Have you considered looking at children's hospital ideas? Esp., since as I recall you have parts up in this mix? Little parts that might be pulling a stubborn fit?
I had a medically fragile child for a few years... Which meant months inpatient, but also a helluva lot of outpatient procedures & appointments.
Parents often pool ideas / info on how to make hospital treks less horrible when they're part of their child's daily life. Yes, it's bribery & manipulation, and no we don't care :D Because it can make something terrible tolerable, and something awful fun. ((I only add this because some parents have the idea that they should get ready "because you said so". Well, sure, if I want a miserable frightened kid. Instead, let's give him some power over the situation. He's going, no matter what. He doesn't have that power. But I can give him power over how he goes, and what that looks like.))

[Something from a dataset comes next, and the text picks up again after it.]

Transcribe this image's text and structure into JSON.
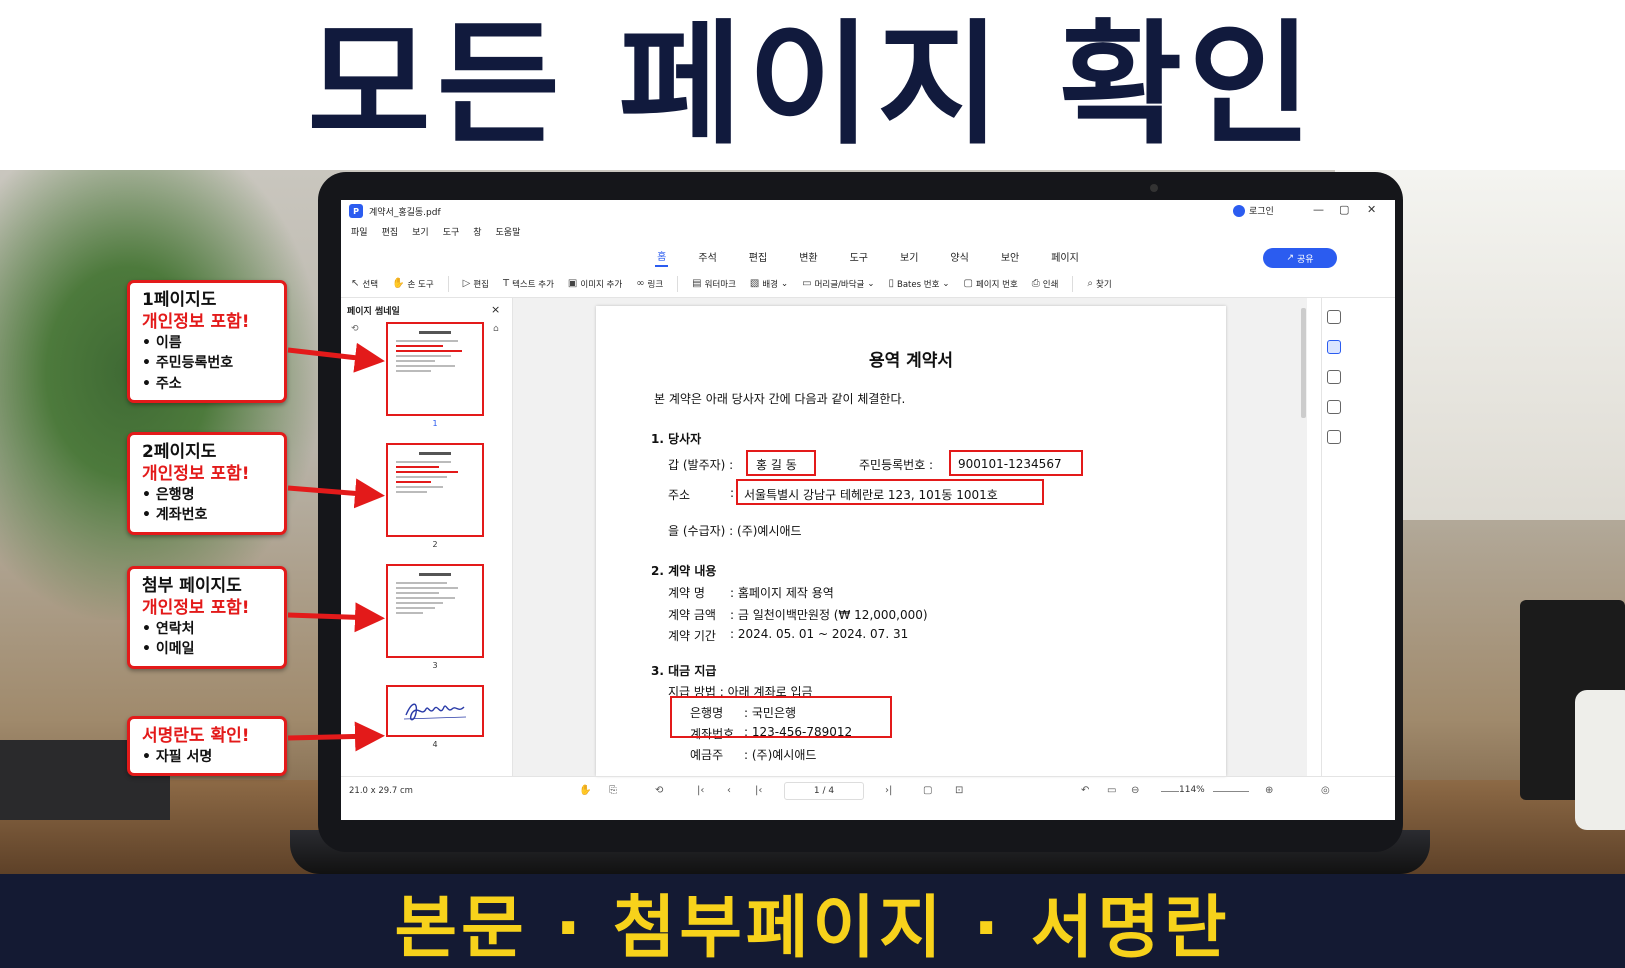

The most basic are rewards... Rewards for getting ready to go for my son included both active things & food & transportation. For example, we'd leave 3 hours ahead of time to have time to go to the trampoline place if that was his carrot he chose (that's a pretty key thing, right there: not tricking them into leaving, but letting them choose their treat for getting ready to leave). Or 2 hours ahead of time if he wanted to go to the rotating sushi bar for lunch/snacks before his appointment. Or an hour ahead of time if he wanted to take a bus or a cab (he loved both). We only lived 5 minutes from the children's hospital (on purpose!) but we'd take either the bus or cab for a bit of an explore. For hard things, we might do all 3 carrots. For tantrums nixing the earlier carrot? No worries, we had backups (okay, he didn't know about it, but I had alternatives lined up for "Good job. I know we don't have time for X... but we have time for y? Or z?" And then you get the shaking sobbing yes please. Oy. Poor kid. Again... I've had so many non-hospital parents tsk tsk over "rewarding tantrums" :rolleyes: You're not rewarding the tantrum. You're rewarding pulling out of it and still having to go... Even now, after being emotionally exhausted. It's about being kind. These are hard things they're facing.
The staff at Children's was amazing for giving kids as much power & as many carrots as possible during the visit... Where I really stepped things back in was the moment we left (although being on board with him looking at scans, and going on treasure hunts in the hospital -if he wanted- and other things... Including the opposite, if that was his mood, "in & out" trips with no delays allowed -no worries kiddo, we'll be stealthy, in and out so fast they'll barely know we were there!)
We had a bit of a tradition of Chocolate Shakes (caps, please!) after Children's. There's this great little ice cream shop just around the corner. So that was part of our thing. Afterwards rewards tended to fluctuate, because one can simply be exhausted afterwards. So sometimes we'd do blanket forts and movies. Or go for a picnic (and nap) in the sun & fresh air that smelled nothing like hospital. Something low key. Other times he'd be so wired that he needed to go burn off the adrenaline. Afterwards rewards (after the Chocolate Shake) were always decided on the fly. And always granted. No matter how hard the session, never used the decompress time afterwards as punishment. Talk about insult to injury! What would happen were extras if he did amazing. Usually the next day. Hey, kiddo! You did so stellar yesterday when you A & B & C... I think you totally deserve to Choose the Day. So what are we going to do this morning?
... These are all pretty common parenting tricks for medical kids. They're also only scratching the surface. If you look around, you'll find lots of tips/ tricks/ advice for parents with sick kids.
Just a suggestion, as always, but you might try them on yourself. The big you taking care of the little you... If you think you/you doesn't deserve it (although you do).